Il est bon parce que tiré de faits réels où des morts n’ont pas eu justice et qu’on enrage. Il est bon car la vie n’est jamais simple, tous les acteurs de ce livre souffrent à des degrés divers : les Français de leurs morts ou de leurs blessures irréparables, d’amitiés qui se sont brisées au fil des années, de choses tues, de la fameuse « raison d’Etat ». Les Pakistanais eux aussi se trimballent des fardeaux épouvantables, il n’est question que de chantages et de jeu de d’influence où la vie est en jeu, avec l’armée et les services secrets en tireurs des ficelles ou d’extrémistes musulmans pourrissant la vie de tous et de toutes.
Ce roman complexe est à l’image de ce pays et de cette ville en particulier, Karachi « la tentaculaire, l’oppressante », « cette mégapole du désordre » où la chaleur est étouffante, encombrée de « milliers de taxis, camions, rickshaws et motos », la promiscuité dans les ruelles et les marchés. La transpiration vient au front rien qu’à la lecture.
Cas de conscience entre morale/dignité humaine et patriotisme ; rôle du journalisme ; raison d’état ; et une très belle amitié à distance entre deux hommes qui se sont connus dans des circonstances exceptionnelles, l’un Français et l’autre Pakistanais, tels sont les principaux thèmes de ce bouquin très émouvant.
« Marc lui avait demandé un jour comment se débrouillait un journaliste qui n’arrivait pas à prouver ce qu’il voulait avancer. Il écrit des romans, avait lancé Jef par bravade, sans en croire un mot. Rien n’était plus éloigné de lui. Marc ne l’avait plus lâché. Tu veux dire quoi, que la fiction est un alibi pour journalistes paresseux ? Ou incompétents ? L’œil malicieux de Marc n’avait rien enlevé au trouble de Jef. »
Olivier Truc Les Sentiers obscurs de Karachi Points - 288 pages -
8 commentaires
J'ai été personnellement un peu gênée par certaines ficelles romanesques (notamment l'histoire d'amour), qui selon moi n'étaient pas nécessaires, l'intrigue "policière" ou "historique" se suffisant amplement à elle-même. J'ai apprécié en revanche le portrait qu'il fait de la ville de Karachi, et sa vision géopolitique "élargie", qui nous rappelle qu'à des milliers de kilomètres, les attentats sont une réalité permanente. Je l'avais d'ailleurs entendu parler de cette théorie du mort/kilomètre évoquée dans le roman à l'occasion d'un salon.
Si on devait condamner tous les romans avec une love story inutile ou mal torchée et les bouquins gratuitement trop longs… Moi ça ne m’a pas trop gêné et je suppose que c’était pour apporter une note plus légère à ce roman ?

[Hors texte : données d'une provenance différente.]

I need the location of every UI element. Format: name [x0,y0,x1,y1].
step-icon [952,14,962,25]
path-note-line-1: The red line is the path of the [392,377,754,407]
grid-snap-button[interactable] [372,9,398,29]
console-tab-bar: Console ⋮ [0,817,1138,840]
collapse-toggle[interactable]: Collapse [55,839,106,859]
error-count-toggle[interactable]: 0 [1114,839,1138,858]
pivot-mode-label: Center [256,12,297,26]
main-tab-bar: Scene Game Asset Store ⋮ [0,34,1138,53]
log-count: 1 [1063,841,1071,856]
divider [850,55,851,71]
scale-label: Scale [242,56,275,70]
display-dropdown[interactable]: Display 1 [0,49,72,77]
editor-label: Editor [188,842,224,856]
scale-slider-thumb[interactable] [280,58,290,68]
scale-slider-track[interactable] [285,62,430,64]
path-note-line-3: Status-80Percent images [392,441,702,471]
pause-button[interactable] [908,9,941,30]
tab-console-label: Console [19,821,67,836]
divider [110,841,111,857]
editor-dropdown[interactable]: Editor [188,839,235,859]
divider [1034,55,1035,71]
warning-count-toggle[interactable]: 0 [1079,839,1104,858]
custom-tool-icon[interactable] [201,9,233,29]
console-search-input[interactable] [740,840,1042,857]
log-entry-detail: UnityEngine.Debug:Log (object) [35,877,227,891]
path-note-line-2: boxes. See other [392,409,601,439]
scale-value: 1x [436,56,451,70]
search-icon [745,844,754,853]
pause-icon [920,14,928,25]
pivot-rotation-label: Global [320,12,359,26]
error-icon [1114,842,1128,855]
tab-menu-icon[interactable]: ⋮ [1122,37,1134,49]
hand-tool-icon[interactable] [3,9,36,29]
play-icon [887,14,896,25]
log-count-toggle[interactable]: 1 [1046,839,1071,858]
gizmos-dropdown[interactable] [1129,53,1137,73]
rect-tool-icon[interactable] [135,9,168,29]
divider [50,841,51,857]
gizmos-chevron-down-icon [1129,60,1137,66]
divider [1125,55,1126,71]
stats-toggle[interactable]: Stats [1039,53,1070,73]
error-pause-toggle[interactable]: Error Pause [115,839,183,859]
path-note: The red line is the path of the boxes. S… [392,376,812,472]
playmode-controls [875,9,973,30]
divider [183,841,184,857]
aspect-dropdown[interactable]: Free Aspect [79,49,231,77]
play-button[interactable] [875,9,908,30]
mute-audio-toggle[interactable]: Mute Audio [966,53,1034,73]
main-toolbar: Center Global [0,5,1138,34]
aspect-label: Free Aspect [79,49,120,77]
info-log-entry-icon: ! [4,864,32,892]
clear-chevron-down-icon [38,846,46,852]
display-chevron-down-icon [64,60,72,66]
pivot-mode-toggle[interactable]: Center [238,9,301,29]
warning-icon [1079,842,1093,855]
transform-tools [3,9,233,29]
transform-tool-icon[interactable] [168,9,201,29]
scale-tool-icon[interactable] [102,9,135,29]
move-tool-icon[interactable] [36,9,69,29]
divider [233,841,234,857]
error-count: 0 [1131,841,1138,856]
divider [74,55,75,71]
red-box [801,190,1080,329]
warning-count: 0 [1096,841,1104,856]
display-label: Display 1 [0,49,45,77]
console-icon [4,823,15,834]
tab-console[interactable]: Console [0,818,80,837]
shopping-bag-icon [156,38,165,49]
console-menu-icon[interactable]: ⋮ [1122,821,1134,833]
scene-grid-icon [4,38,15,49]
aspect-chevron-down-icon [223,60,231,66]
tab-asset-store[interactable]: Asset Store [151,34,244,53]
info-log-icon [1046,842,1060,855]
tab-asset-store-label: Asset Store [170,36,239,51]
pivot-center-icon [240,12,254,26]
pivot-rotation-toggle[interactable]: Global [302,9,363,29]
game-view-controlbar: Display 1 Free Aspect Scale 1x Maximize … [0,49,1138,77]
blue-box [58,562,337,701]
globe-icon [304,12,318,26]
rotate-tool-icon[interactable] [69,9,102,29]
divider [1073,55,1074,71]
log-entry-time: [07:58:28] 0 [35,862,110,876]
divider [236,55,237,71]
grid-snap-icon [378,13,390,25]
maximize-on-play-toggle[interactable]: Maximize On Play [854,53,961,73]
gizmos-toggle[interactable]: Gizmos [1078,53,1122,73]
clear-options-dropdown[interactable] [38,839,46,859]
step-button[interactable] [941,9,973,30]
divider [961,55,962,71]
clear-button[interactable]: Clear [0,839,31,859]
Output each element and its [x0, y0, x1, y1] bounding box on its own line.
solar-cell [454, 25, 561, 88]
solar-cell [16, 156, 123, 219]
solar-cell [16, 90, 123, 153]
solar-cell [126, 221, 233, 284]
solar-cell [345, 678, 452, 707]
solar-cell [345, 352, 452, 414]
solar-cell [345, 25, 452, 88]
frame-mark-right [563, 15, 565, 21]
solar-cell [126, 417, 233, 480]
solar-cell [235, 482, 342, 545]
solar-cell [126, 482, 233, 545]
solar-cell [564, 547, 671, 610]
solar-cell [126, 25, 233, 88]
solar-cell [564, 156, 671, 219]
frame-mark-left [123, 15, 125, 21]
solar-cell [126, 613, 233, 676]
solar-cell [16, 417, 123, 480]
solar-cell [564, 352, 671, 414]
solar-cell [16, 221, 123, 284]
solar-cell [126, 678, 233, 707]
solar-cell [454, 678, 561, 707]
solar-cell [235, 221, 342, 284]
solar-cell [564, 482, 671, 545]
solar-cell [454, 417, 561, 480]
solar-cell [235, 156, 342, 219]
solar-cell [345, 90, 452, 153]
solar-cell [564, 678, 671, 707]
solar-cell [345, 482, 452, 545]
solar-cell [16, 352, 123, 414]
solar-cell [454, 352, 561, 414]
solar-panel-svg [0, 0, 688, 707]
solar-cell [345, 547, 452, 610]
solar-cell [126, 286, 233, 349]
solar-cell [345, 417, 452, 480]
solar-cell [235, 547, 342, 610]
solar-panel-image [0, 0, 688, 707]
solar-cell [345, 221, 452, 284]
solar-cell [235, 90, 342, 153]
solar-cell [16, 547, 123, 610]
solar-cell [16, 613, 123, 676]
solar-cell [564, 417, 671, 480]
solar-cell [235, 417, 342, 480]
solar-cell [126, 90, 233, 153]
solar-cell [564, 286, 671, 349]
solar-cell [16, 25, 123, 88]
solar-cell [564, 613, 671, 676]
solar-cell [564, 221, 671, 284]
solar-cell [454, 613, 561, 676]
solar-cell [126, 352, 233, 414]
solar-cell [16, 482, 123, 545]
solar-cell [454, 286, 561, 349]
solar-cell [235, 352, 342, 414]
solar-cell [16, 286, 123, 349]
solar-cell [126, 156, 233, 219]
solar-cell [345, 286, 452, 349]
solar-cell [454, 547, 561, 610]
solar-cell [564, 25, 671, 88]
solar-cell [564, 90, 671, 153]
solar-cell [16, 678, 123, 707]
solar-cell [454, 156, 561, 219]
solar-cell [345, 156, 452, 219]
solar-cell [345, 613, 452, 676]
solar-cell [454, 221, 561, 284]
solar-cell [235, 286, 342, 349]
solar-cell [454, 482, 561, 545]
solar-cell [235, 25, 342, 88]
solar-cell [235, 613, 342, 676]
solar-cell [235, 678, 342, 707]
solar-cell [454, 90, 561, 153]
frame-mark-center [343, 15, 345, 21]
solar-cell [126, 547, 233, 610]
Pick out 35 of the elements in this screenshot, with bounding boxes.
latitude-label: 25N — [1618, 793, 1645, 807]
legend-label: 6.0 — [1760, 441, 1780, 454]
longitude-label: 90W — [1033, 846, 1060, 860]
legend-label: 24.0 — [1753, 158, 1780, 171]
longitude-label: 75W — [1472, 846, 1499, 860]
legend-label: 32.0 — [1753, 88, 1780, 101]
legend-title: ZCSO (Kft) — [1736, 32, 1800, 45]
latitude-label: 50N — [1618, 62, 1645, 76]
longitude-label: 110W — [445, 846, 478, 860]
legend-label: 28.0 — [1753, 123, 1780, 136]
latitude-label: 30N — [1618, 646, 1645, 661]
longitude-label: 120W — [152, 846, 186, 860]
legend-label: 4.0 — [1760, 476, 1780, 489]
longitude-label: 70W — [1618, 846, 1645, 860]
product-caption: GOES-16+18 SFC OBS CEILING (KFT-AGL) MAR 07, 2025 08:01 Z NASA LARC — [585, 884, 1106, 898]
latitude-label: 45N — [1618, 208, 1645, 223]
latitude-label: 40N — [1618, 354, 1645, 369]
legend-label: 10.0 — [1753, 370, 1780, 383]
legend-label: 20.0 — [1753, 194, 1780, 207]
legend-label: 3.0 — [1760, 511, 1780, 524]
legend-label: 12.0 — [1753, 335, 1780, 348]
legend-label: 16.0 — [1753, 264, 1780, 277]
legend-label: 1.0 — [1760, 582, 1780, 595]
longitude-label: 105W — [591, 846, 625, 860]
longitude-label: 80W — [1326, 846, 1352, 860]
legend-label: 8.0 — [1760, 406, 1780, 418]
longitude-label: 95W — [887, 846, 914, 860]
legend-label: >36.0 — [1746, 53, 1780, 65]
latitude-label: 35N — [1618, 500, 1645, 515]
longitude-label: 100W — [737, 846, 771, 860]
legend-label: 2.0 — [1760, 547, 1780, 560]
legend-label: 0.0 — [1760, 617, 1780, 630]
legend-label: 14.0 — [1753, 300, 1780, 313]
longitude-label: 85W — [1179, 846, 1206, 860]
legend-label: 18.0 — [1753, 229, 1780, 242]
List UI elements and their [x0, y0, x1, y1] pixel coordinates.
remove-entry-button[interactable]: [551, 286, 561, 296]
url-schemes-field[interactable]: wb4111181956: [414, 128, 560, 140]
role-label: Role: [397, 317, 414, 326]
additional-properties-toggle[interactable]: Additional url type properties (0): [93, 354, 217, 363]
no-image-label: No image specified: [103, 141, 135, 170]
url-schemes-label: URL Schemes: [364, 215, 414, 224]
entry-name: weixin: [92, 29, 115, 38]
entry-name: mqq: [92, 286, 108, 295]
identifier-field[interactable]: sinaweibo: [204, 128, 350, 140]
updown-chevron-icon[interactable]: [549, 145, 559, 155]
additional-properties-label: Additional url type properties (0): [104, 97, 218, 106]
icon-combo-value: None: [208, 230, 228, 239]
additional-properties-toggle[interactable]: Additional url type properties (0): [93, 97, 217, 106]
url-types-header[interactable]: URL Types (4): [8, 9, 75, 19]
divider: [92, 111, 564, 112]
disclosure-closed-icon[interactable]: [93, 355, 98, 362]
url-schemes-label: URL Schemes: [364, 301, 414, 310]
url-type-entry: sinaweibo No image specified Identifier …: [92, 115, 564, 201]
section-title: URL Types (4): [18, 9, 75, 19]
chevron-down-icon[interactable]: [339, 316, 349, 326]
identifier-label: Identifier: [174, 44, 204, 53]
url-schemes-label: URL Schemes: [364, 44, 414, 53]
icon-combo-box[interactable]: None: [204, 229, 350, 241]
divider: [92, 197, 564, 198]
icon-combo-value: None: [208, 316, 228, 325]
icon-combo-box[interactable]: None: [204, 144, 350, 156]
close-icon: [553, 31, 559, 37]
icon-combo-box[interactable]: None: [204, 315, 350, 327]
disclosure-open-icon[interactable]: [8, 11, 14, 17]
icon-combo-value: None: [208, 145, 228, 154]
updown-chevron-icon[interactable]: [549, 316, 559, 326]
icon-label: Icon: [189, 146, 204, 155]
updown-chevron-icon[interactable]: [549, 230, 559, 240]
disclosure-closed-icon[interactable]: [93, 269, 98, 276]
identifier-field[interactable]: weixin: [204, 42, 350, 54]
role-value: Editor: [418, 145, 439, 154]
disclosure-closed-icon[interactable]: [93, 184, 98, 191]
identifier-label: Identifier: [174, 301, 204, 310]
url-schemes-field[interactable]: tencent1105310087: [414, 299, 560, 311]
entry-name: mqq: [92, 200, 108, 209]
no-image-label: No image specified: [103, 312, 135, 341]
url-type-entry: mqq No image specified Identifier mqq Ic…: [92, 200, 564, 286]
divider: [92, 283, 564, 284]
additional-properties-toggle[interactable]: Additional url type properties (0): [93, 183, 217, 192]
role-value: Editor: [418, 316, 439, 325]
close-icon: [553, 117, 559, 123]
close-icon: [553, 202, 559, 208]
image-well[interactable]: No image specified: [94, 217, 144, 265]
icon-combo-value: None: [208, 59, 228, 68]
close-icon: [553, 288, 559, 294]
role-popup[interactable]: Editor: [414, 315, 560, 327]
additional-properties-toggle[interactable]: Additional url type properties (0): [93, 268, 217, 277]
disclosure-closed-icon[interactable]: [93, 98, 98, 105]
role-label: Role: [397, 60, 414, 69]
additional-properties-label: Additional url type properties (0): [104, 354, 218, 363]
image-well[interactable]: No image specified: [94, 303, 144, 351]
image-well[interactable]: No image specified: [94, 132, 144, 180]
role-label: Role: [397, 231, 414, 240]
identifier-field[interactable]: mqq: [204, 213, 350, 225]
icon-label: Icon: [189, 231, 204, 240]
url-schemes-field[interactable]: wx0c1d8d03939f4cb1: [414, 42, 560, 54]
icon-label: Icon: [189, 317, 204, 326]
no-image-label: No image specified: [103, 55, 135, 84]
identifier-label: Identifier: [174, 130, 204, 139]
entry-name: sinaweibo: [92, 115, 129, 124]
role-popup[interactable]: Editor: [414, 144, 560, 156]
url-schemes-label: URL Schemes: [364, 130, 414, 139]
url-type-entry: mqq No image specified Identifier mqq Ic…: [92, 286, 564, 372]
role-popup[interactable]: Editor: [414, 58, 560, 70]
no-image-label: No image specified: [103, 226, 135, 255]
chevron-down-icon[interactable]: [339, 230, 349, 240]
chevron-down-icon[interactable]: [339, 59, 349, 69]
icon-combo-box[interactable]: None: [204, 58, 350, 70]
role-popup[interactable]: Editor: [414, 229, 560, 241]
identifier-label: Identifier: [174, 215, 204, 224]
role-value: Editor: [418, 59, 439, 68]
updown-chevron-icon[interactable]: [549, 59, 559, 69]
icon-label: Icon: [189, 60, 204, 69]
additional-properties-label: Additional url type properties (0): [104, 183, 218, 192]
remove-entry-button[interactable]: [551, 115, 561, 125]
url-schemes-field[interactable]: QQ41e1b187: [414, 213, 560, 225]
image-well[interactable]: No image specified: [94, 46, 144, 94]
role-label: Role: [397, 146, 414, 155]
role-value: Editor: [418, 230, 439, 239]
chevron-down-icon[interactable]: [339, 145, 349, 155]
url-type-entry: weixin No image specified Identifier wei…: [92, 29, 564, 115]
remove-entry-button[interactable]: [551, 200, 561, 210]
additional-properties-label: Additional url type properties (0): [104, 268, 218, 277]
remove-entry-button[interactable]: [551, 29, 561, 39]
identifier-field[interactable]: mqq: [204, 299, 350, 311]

Tu défends davantage ce roman que tes co lectrices ! Je le lirai peut-être même si le roman d'espionnage, à priori, ce n'est pas mon truc.
Pour être totalement franc, je trouve le roman assez bien fait mais ce n’est pas le genre de livre que j’aime vraiment. J’avais envie de participer à la LC d’Ingannmic, de temps en temps ça commence à m’amuser !
un auteur dont je n'ai lu qu'un livre et que j'avais bien aimé, c'st sympa de lire trois avis différents sur le même livre
Surpris que tu puisses aimer un bouquin de cet écrivain, mais j’imagine qu’il devait être bien différent de celui-ci !
Quant à lire les chroniques de plusieurs lecteurs pour un même livre c’est instructif et ça relativise le crédit qu’on doit leur porter, chacun voyant midi à sa porte…
C'est vrai que la première scène est terrible. Elle était sans doute nécessaire pour expliquer les traumatismes persistants de ceux qui l'ont vécue 20 ans plus tôt, leur volonté de faire toute la lumière sur le drame. Pour le reste, je suis comme toi. Ce n'est pas mon genre de prédilection mais j'ai trouvé le roman plutôt réussi.
La première scène est nécessaire à deux titres, comme tu l’expliques et aussi parce qu’un roman doit avoir un bon début pour « chopper » le lecteur et une bonne fin pour qu’il en garde un souvenir. C’est un principe de base.
Oui, nous sommes d’accord sur le jugement porté sur ce livre.